A solution to the Cyprus issue seems further away, following two developments this week.
The Turkish Cypriot leader, Rauf Denktash, announced Wednesday that he will reject a European Union aid package, if it is channeled through the internationally recognized, Greek-led Cyprus government.
The aid package would provide about $14 million to Mr. Denktash's cash-strapped enclave, which is recognized as an independent country only by Turkey.
Mr. Denktash dismissed the aid offer as an attempt to force him to, "submit to the internationally recognized Cypriot government."
The decision comes after hopes were raised of an end to the 29-year division of Cyprus as part of that government's entry into the European Union, planned for next year. But reunification talks collapsed in March, when Mr. Denktash refused to accept a United Nations peace plan.
His position led to unprecedented demonstrations against him in Northern Cyprus.

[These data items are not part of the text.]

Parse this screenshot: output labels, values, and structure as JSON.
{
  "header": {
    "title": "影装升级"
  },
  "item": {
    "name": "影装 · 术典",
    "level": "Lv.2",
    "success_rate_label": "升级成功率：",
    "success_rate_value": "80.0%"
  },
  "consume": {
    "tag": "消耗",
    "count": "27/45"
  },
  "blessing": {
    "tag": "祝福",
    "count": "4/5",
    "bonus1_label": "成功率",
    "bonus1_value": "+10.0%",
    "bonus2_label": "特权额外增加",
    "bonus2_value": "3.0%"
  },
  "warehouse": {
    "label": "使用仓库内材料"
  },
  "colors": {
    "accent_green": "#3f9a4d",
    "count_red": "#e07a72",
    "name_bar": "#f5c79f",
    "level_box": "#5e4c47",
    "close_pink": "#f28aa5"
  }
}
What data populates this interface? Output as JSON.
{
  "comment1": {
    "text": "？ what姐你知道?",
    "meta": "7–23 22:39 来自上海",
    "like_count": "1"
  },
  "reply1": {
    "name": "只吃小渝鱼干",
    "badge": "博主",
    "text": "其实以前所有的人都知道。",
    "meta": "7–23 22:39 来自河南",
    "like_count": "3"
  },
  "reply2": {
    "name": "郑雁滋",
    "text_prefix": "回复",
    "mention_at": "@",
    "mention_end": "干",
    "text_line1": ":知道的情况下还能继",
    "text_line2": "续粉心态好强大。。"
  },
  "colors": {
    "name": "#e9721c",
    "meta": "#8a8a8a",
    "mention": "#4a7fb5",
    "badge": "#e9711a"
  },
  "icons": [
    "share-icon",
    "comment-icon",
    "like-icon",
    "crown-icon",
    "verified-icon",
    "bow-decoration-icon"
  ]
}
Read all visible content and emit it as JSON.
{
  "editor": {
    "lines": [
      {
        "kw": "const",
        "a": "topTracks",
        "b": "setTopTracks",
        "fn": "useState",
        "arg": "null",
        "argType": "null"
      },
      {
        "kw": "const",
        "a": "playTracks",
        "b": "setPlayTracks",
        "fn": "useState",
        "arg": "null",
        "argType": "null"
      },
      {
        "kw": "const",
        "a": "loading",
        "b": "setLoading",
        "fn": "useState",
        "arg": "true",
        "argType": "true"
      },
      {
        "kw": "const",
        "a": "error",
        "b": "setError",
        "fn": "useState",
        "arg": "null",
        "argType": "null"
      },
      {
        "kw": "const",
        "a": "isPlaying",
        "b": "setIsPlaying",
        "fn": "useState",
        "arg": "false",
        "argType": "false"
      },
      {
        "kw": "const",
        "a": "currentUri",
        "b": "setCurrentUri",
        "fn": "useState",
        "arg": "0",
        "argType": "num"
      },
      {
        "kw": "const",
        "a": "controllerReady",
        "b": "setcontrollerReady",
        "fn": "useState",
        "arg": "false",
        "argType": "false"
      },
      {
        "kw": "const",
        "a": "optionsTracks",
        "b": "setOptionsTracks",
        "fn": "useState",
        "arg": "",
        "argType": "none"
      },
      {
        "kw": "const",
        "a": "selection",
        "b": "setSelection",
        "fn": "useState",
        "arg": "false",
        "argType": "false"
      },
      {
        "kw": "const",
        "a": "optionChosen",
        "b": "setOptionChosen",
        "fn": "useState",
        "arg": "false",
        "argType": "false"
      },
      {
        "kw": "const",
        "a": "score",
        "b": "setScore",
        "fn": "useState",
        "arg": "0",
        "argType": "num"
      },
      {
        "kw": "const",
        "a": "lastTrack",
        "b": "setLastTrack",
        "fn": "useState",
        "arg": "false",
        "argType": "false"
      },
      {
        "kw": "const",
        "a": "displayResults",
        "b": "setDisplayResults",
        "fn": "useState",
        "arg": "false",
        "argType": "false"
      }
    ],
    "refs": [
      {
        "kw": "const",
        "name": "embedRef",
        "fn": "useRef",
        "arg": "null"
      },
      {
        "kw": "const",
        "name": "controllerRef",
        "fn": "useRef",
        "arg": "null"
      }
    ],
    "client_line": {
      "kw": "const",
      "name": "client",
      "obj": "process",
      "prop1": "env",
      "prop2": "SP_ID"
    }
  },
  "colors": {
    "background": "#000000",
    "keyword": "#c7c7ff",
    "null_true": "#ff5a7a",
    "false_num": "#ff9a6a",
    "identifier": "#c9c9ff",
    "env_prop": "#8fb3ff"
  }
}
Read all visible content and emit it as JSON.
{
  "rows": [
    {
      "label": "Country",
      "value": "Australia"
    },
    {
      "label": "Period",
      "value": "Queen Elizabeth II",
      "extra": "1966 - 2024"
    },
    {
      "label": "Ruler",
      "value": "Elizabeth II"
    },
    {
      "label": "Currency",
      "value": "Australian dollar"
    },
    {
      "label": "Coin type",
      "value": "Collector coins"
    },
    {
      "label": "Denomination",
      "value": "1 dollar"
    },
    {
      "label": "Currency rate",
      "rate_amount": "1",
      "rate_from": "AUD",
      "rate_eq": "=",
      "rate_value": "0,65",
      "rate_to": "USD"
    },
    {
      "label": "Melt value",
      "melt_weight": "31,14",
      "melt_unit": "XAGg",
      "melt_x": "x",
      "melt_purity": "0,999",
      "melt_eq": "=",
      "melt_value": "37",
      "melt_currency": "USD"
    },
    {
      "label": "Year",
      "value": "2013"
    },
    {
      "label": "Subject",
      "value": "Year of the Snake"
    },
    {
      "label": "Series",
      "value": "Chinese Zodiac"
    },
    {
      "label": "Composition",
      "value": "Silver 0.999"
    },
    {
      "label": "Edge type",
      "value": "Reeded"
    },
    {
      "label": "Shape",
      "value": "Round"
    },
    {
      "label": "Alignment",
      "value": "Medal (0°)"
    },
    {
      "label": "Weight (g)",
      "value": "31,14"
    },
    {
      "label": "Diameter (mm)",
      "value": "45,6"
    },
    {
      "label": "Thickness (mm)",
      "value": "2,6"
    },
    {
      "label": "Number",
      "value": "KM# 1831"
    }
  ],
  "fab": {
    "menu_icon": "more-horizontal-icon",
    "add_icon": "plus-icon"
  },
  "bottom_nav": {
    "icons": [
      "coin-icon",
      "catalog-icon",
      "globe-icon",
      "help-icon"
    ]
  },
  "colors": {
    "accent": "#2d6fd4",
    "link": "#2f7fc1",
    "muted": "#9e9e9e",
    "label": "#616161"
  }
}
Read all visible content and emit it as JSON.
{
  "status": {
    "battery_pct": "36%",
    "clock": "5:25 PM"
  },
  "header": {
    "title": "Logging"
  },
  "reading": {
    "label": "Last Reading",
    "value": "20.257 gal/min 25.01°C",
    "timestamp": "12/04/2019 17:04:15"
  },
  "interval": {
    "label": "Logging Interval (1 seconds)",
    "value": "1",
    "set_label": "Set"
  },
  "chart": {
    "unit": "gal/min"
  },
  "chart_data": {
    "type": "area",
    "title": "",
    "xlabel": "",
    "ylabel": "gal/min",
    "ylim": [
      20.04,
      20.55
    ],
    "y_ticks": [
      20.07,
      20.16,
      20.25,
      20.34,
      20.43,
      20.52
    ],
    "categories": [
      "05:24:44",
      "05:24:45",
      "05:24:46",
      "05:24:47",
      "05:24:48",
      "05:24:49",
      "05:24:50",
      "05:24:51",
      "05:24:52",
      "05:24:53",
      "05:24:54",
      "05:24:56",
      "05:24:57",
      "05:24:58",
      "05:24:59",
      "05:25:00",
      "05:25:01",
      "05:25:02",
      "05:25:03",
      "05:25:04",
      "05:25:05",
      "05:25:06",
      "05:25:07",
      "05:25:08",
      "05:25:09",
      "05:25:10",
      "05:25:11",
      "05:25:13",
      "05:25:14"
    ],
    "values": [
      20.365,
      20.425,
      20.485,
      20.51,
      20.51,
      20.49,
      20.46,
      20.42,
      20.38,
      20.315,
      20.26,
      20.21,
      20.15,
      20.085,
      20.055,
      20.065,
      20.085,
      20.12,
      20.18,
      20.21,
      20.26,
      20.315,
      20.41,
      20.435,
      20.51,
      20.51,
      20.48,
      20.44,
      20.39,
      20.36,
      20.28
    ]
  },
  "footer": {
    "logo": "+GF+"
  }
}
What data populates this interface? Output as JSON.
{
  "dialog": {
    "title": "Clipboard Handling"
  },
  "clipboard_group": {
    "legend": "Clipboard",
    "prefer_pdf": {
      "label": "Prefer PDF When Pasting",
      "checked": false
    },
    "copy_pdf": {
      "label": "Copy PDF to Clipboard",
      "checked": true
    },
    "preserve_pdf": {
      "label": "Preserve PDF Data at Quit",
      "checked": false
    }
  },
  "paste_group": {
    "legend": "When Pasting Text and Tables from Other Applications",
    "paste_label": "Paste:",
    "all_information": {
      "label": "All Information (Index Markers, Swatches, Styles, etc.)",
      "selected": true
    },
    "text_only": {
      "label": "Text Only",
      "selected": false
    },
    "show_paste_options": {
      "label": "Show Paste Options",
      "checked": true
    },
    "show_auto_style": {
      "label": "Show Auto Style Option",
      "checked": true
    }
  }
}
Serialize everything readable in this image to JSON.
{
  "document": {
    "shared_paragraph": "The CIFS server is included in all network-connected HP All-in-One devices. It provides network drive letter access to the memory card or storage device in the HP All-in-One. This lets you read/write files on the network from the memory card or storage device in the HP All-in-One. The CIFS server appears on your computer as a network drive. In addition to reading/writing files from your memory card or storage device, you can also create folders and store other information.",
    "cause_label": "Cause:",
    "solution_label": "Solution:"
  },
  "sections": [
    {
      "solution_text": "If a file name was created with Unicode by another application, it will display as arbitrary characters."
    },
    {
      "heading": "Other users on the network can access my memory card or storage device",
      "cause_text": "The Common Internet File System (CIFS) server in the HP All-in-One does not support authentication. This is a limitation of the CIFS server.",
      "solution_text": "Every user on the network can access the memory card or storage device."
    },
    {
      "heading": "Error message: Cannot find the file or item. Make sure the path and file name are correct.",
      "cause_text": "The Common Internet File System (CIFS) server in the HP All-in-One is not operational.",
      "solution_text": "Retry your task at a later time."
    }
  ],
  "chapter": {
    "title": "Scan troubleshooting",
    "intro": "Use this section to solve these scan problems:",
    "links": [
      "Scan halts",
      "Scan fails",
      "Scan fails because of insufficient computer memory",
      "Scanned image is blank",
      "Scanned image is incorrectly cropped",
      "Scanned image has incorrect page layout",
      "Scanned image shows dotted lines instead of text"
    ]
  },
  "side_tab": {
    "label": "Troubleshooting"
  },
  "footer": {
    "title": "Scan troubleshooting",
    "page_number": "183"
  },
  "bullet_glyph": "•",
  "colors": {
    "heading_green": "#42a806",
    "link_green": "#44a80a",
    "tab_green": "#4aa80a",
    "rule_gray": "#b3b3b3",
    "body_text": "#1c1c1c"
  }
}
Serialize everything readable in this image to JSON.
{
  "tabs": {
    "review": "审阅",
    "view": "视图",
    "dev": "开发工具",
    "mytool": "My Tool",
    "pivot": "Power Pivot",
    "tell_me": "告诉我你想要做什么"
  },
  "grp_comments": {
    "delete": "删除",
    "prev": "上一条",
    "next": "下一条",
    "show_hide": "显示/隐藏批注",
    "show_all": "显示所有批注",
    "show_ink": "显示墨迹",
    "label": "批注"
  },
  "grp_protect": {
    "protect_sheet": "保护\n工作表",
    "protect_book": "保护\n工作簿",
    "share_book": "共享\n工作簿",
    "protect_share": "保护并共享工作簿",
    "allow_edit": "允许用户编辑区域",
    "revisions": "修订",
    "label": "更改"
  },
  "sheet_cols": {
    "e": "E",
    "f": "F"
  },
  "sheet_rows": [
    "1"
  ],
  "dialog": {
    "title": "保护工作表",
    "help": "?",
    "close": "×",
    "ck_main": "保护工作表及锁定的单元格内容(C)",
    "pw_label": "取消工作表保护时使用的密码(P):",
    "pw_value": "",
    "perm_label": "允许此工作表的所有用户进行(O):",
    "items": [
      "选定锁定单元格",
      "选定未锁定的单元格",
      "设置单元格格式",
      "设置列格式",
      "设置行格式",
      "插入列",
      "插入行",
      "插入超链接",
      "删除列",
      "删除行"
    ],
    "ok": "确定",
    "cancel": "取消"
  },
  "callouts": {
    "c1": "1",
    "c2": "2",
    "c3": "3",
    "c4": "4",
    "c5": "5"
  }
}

Even after that setback, the dividing line between Northern Cyprus and the rest of the island was opened to ordinary civilian traffic for the first time last month, raising hopes that there still might be progress on reunification. But there has been none.
The rejection of the EU offer by Rauf Denktash came as no surprise to Greek-Cypriots. The former foreign minister, Yanakkis Cassolulides, condemned the move.
"He again puts on the front the aim of his policy to have his so-called Turkish Republic of Northern Cyprus recognized," he said. "And, therefore, whatever measure is taken, which does not take into account this recognition that he is seeking, he opposes. This is detrimental to the efforts to reach a settlement."
Also this week, the British special envoy for Cyprus resigned, and the British government said he will not be replaced, at least for the moment. The envoy David Hannay, had been in his post for seven years.
The United Nations special Envoy for Cyprus, Alvero De Soto, has also returned to his office in New York, although he will continue to work on the issue.